Este mapa lo ha creado Ben Schmidt un profesor universitario de historia y ha creado muchos más basados en los datos de la International Comprehensive Ocean-Atmosphere Data Set.

Los mapas basados ​​en los conjuntos de datos de diferentes períodos de tiempo revelan el desarrollo de modernas vías marítimas del comercio mundial y vemos con el tiempo la importancia de rutas como el canal de Panamá y el canal de Suez, para ello lo mejor es ver su evolución histórica.

Fuente: serie Ben Schmidt Flickr

Este es un buen ejemplo de la contribución que el análisis informático puede hacer con los enormes datos históricos que tenemos, siempre entendiendo las limitaciones de estos datos, por ejemplo, Schmidt aclara que los mapas de cada período de tiempo no son perfectos. Por ejemplo, de los datos que vemos de 1860 1/4  de ellos proceden de barcos balleneros por la simple razón de que el que recogío los datos le interesaba ese tema ya que esas rutas solían ser más exóticas. Hay que tener cuidado a la hora de analizar datos ya que podemos llegar a la conclusión de que comprar paraguas provoca lluvia. Es crítico conocer los prejuicios que pueda tener la fuente original.

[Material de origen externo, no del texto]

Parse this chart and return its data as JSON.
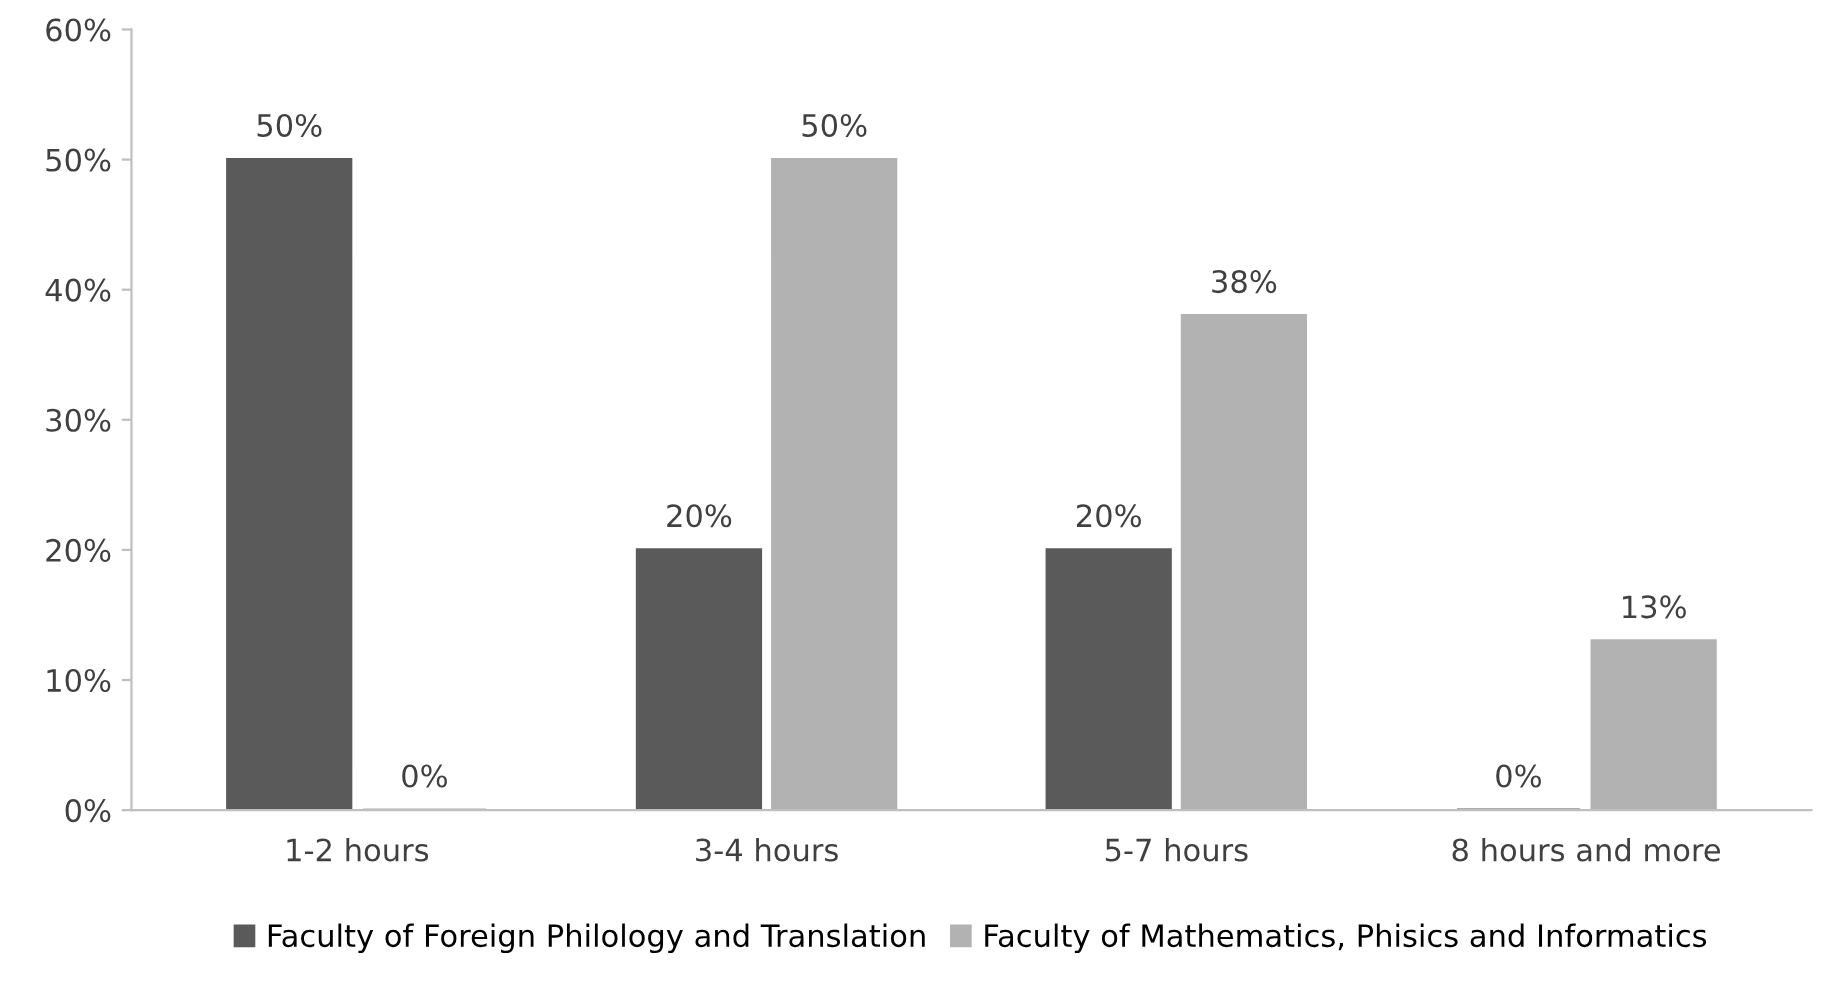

No obstante, teniendo en cuenta estas limitaciones, me gustaría comparar el mapa con el que comenzamos el artículo con éste del Siglo XIX para entender el alcance de la globalización y cómo ha cambiado el centro de gravedad del comercio mundial.

Algo que nos puede resultar tan lejano como son los fletes marinos se convierte en uno de los mejores indicadores adelantados (que pueden prever el comportamiento de la economía) concretamente el el índice Baltic Dry Index que mide la contratación de fletes marítimos de carga seca de las 26 principales líneas marítimas mundiales.  Esto nos contaban en el blog salmon

La caída del índice Baltic Dry tiene raíces más profundas que se encuentran en la desaceleración global del comercio ante la debilidad de la recuperación y la propia deflación económica. La importancia de este índice, que fue creado en 1820 para regular el comercio y formalizar el intercambio marítimo, es que al ser un indicador de movimiento de materias primas que funcionan como insumos intermedios de otros productos, constituye un eficiente indicador del futuro crecimiento económico y la producción.

En una breve síntesis, el índice Baltic Dry mide la demanda de transporte en comparación con la oferta de transporte marítimo. Dado que se necesitan años para construir una nueva nave de transporte y que los barcos son demasiado caros para sacarlos de circulación, la oferta de transporte se considera estable. Pero si la demanda de transporte aumenta vertiginosamente (es decir, hay 100 barcos y se necesita transportar 101 cargas), el valor del índice se eleva. Si, por el contrario, disminuye la demanda de transporte y hay 100 barcos para 99 cargas, el valor del índice disminuye. Esto es lo que ha ocurrido desde fines del año pasado con el índice Baltic Dry.

Así que cuando veas un barco, alégrate porque en su carga lleva siempre algo de recuperación económica.